This told essay is based on a conversation with Hany Farid, a digital forensics expert and former professor at the University of California, Berkeley. Mr. Farid is also the co-founder of GetReal, a digital forensics and cybersecurity startup. Edited for length and clarity.
The average person on the internet today cannot tell if an image, video, or audio recorded in their feed is real.
We did a perceptual study on this. The human visual and auditory systems are not sufficient to perform this task reliably.
That doesn’t mean you can’t say it. We have calculation tools and math tools. Can you give me some content and some time? Yes, I’ll figure it out.
But there’s a big difference between what we do at GetReal, the digital forensics startup I co-founded, and what the average person doomscrolling on social media can do.
I started studying digital forensics at a time when the field was almost non-existent.
I began my academic career at Dartmouth College in 1999.
It’s hard to remember 1999. We lived in an almost analog world. We were still taking pictures with film. Digital cameras began to appear. The Internet was emerging, but there was very little. Social media didn’t really exist.
No one knew where this was going. I started thinking about digital evidence in court, which is inherently flexible. At the time, no one thought this was a problem, and they were right. I thought it might happen, because the digital revolution doesn’t seem to be stopping. So we started this very bespoke, niche, small, weird field called digital forensics. The paper was written by just me and a few talented graduate students from Dartmouth College. Everyone was like, “This is cool, but what does this have to do with anything?”
Then digital became popular. A citizen journalist appeared. We started seeing Associated Press and Reuters saying, “How do we know this photo that someone sent us is real?”
Over the years, the issue has expanded from monthly media and court hearings and national security hearings once a year to daily.
Suddenly, our entire world is turned upside down.
In the early days, fake images often left clues
When I first started in my field, I was mainly thinking about photography. It was very difficult to manipulate the video. It’s 24-30 frames per second and has an audio track. Tools like Photoshop have made it easy to manipulate images.
Fortunately, it still required skill to operate. Then you will find the mistake. You will find an artifact. There were misplaced shadows, wrong geometry, and wrong sizes. There may be metadata indicating that the photo was edited in Photoshop.
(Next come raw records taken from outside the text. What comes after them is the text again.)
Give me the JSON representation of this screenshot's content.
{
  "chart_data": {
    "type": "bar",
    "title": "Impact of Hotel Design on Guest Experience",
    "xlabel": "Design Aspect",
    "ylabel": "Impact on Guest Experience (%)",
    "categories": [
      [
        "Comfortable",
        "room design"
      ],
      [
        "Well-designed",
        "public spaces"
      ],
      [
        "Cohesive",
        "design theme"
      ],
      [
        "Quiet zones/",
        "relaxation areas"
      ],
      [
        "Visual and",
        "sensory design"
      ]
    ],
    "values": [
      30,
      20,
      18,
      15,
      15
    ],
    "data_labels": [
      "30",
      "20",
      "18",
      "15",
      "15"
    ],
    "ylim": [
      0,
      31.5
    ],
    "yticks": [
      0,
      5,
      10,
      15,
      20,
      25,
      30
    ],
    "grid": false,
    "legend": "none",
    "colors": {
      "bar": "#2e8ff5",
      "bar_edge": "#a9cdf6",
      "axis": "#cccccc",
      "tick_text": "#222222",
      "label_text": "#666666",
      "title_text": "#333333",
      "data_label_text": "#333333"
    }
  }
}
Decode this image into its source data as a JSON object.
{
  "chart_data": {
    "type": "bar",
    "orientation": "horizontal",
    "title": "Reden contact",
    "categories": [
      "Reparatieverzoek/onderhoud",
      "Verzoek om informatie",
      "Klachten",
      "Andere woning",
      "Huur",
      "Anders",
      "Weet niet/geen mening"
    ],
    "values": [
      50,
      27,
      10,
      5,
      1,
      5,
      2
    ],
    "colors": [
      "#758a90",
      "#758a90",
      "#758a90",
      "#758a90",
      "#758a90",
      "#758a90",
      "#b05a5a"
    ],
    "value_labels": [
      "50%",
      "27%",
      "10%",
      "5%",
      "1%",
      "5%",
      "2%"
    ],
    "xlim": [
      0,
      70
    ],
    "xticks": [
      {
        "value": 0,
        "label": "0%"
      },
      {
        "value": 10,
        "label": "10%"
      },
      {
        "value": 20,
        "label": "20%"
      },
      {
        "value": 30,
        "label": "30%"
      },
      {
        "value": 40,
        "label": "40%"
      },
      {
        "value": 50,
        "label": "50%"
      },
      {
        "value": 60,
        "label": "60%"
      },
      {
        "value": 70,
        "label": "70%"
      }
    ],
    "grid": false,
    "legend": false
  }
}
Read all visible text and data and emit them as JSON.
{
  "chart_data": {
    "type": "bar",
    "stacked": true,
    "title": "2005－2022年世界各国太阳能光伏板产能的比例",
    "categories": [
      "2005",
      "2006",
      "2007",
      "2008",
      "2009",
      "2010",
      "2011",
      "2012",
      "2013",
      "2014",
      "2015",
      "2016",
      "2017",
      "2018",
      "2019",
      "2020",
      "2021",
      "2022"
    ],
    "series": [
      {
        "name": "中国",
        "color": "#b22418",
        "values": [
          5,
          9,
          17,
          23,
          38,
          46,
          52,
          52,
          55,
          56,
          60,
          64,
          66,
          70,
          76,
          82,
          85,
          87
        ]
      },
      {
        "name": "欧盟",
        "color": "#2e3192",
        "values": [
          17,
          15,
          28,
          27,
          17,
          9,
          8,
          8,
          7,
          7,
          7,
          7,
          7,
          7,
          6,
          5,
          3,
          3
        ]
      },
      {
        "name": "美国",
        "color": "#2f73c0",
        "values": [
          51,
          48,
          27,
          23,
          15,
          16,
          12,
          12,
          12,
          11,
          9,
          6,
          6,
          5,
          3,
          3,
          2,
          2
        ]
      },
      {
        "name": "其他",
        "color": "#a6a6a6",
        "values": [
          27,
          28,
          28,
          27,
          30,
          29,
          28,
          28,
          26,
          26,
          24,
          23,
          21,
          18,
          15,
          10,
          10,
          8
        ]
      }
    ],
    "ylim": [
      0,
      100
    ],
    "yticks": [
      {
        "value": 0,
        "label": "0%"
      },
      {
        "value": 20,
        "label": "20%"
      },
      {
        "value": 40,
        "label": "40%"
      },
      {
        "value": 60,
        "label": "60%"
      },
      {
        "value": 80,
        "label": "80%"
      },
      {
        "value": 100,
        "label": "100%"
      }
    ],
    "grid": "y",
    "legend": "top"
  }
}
No skills are required today. No time required. You don’t need anything. All you need is a keyboard and an internet connection. You can type in, “Do this for this image, audio, or video,” and the AI will take over and do amazing things, things that were unimaginable 5-10 years ago.
AI-generated content is becoming visually indistinguishable
With any technology, you don’t have to see where the puck is. Let’s see where the puck goes.
We knew we would reach a point where the content would become visually indistinguishable. They are not necessarily computationally indistinguishable, but visually they become indistinguishable.
Images were probably the first to cross the uncanny valley. Then there was the voice, with inflections, laughter, and pauses.
The footage is now running through the uncanny valley. If someone gives me 30 minutes of HD video, it’s probably not AI. But when it’s 15 to 30 seconds long (a typical video seen online), it’s hard to tell based on visual cues alone. For now.
AI-generated videos used to be around 4 seconds long. Now some of them can be strung together to reach 30 or 40 seconds.
The content will continue to improve. It will be cheaper and easier to use. And it will become ubiquitous.
You can investigate fakes, but your internet speed will be faster
Generative AI knows nothing about the 3D world. I don’t know about physics or shadows. I say “I know” in air quotes.
AI can produce things that are very good for the human brain. But the physics are slightly wrong.
As long as you are doing something physically impossible, we have a signal that we can detect.
In some cases, spotting a fake can be very quick and relatively easy. If you find something wrong, that’s it.
Conversely, authenticating something is much more difficult. No matter how many tests I run, I can’t find anything wrong. Does that mean it’s real? not much. means nothing was found.
On average, the task may take about an hour. But an hour is a long time on the internet. It is eternal in nature.
Usually I get contacted about something and it already has a million views. We will work on it, talk to reporters and they will write a report. It now has 10 million views.
We’re a bit of a post-hoc on this point. Fact checking comes after the facts.
What scares me most is that we are losing our common sense of reality.
The risks and consequences of making mistakes are increasing. You’re putting people in jail. You are making geopolitical decisions. You’re reporting on what’s going on in the world and trying to inform 8 billion people. Must be understood correctly.
My biggest fear is that we, as a society, are losing our common sense of reality.
We are not arguing about what tax rates should be, what the role of government is, what the role of foreign policy is, or any other disagreement.
We are debating whether 2 plus 2 is 4. I say, “Two plus two is four,” and the other person says, “No, it’s not. It’s applesauce.”
That’s the gist of the conversation.
I don’t see how we can maintain a stable democracy without a shared understanding of reality. We cannot agree. that’s ok. Differences of opinion are good. We can’t say, “This happened” and have the other person say, “No, it didn’t happen.”
That can’t be the way our society works.